Bryce Cameron from The List called Parker an "inappropriate professor" but believed that Jones had a "decent run" on General Hospital and that her role "often piques people's attention". Cameron added that despite Parker's stints being "limited", the ramifications of the character's actions were still being felt on the soap as of 2022. Cameron also called Kristina's confession about propositioning Parker "jarring" and believed that the women had an "obvious attraction" to each other. He also commented on how Parker's "careless mistake" of playing "aggressive round of tonsil hockey" with Kristina prior to the completion of Kristina's withdrawal paperwork resulted in "doom" for Parker's career.

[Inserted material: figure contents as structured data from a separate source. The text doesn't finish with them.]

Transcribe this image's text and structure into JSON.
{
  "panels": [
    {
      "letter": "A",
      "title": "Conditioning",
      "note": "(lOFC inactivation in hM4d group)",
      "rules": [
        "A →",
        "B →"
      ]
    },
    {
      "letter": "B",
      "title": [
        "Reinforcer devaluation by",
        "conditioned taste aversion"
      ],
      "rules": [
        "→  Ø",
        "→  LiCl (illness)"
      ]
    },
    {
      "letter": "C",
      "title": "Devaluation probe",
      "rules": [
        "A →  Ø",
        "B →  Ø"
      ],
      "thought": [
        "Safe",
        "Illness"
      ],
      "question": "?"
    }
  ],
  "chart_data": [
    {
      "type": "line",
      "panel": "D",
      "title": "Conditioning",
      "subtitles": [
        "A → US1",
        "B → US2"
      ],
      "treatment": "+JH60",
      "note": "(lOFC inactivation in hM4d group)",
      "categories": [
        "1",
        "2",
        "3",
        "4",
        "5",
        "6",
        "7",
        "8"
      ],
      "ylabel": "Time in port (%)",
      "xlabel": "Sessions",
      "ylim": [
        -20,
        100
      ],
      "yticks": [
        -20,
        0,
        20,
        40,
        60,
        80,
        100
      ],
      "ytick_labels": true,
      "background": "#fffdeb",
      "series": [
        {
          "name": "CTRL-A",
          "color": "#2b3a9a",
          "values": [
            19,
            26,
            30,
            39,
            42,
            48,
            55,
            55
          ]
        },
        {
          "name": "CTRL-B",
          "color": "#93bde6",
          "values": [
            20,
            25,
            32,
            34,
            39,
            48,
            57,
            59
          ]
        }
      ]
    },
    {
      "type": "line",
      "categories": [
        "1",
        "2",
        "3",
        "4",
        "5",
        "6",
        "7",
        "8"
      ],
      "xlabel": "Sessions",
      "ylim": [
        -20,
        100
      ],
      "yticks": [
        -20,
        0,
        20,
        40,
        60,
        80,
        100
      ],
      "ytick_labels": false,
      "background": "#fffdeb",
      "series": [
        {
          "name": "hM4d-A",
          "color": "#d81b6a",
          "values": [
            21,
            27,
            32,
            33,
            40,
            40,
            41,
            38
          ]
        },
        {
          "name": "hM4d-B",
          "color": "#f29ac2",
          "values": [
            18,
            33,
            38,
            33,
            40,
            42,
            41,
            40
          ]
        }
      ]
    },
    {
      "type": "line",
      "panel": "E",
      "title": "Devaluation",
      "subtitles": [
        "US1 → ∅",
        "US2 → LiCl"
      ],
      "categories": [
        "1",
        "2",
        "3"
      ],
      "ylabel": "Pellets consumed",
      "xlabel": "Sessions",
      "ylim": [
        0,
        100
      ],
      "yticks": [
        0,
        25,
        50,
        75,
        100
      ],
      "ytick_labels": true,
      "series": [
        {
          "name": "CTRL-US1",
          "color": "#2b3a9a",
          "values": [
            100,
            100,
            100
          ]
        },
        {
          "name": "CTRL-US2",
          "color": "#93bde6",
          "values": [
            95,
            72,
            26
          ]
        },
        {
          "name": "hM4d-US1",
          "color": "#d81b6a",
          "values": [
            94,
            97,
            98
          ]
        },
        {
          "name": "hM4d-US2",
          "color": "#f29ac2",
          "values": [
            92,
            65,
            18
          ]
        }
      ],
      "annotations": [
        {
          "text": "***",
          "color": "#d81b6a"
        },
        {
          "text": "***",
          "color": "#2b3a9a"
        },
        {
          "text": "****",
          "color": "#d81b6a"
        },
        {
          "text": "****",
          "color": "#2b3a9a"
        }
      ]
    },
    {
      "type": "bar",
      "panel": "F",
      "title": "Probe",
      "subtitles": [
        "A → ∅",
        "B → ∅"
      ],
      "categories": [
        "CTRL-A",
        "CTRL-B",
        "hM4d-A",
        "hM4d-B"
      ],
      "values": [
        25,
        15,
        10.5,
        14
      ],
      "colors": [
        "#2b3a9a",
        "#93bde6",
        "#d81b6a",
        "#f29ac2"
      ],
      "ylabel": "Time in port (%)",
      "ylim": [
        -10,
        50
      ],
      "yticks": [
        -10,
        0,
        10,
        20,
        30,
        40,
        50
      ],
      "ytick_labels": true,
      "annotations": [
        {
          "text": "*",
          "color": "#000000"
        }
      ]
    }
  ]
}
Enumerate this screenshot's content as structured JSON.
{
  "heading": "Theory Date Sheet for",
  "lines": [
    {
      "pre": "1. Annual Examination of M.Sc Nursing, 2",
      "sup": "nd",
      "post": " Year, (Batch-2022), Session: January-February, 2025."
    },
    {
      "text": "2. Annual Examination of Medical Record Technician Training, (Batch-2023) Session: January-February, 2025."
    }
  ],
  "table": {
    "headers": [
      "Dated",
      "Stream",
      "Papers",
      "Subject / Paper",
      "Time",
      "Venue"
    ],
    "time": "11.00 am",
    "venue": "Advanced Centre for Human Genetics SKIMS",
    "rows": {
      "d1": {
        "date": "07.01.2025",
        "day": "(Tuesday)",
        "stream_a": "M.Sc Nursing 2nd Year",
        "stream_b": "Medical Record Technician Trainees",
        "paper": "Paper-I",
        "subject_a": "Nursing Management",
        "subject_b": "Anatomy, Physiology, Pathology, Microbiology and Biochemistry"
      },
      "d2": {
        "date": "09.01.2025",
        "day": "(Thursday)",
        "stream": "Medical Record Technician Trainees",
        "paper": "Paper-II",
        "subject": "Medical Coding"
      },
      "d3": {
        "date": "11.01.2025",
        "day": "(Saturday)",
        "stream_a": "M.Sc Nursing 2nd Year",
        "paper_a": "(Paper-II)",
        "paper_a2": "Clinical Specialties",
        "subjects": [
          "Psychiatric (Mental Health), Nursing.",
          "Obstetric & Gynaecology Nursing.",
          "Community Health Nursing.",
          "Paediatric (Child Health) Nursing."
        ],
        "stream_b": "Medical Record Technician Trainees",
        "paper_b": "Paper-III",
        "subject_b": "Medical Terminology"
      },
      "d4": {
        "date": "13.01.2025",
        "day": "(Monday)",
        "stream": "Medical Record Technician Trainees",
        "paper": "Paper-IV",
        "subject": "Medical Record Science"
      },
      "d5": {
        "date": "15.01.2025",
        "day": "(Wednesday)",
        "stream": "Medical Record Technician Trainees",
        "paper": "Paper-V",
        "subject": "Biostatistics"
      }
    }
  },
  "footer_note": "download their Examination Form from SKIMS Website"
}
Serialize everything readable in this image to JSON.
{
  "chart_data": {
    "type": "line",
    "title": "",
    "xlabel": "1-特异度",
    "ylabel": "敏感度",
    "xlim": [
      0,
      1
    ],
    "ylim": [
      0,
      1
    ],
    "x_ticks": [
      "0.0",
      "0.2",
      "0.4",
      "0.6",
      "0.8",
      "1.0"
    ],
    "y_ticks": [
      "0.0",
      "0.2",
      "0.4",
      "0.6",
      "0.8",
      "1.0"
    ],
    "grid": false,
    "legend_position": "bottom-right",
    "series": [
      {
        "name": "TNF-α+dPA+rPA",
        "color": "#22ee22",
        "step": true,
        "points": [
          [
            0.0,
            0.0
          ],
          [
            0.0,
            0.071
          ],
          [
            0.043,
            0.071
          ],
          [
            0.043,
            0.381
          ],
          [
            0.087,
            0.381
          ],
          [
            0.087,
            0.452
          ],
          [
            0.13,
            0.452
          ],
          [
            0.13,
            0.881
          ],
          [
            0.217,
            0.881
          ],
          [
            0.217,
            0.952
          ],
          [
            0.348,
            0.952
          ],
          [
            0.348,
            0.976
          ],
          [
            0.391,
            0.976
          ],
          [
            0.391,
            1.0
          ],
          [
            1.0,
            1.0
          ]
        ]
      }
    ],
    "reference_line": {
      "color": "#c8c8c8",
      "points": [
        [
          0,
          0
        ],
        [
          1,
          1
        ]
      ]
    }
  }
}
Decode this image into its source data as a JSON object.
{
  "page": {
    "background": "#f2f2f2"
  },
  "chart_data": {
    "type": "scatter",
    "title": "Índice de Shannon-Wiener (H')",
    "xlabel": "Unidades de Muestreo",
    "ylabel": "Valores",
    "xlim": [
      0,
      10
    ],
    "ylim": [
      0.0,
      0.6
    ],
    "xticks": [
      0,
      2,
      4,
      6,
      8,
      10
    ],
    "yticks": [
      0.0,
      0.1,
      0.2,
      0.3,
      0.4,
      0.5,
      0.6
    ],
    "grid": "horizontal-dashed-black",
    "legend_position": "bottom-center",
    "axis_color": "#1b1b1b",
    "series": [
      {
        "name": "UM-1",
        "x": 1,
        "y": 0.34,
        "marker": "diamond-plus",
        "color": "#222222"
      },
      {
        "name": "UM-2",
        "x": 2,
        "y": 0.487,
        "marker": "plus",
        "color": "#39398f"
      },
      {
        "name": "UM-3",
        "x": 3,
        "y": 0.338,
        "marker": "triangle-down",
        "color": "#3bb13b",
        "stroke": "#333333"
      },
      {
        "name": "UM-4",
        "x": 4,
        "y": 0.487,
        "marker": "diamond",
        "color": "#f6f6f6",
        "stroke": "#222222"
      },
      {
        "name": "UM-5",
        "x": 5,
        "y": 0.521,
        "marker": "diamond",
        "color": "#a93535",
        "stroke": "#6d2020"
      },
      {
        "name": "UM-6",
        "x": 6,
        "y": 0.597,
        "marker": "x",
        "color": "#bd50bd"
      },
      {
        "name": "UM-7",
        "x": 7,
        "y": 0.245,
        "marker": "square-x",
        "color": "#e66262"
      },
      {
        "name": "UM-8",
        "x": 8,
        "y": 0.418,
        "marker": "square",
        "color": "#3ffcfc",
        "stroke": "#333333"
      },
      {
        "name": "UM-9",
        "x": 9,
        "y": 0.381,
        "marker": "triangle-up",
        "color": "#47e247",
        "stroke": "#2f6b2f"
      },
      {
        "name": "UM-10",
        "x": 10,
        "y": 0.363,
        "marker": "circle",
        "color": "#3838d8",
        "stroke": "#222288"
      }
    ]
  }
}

In 2023, Cameron wrote that Parker's introduction not only "captured lightning in a bottle" but also began "a groundbreaking story unique in the world of soap operas", with Cameron noting the lack of LGBTQ+ representation until Parker's storyline with Kristina. Cameron believed that Kristina's "tumultuous relationship" with her professor altered the "landscape" of daytime TV "as a whole", and that the couple's initial kiss was "unexpected in the best way" due to it being "one of daytime TV's only instances of two women sharing a kiss". Cameron noted that he was sad when Parker initially left due to the pausing of her romantic storyline with Kristina, but believed that Parker's 2017 returned including the "best" and "worst" of their relationship. Cameron called Parker teaching at Kristina's university "awkward" but believed that fate helped bring the couple together. Speaking of the end of their relationship, Cameron wrote:

"If things worked out differently between Parker and Kristina, she likely never would've encountered Shiloh or joined his Dawn of Day cult. However, regardless of how things pan out between the couple, there's no denying the impact it's had on representation. For the first time, LGBTQIA+ viewers watching at home finally saw themselves on "General Hospital." It hasn't been done since, but once the door is open, it's a whole lot easier to walk through."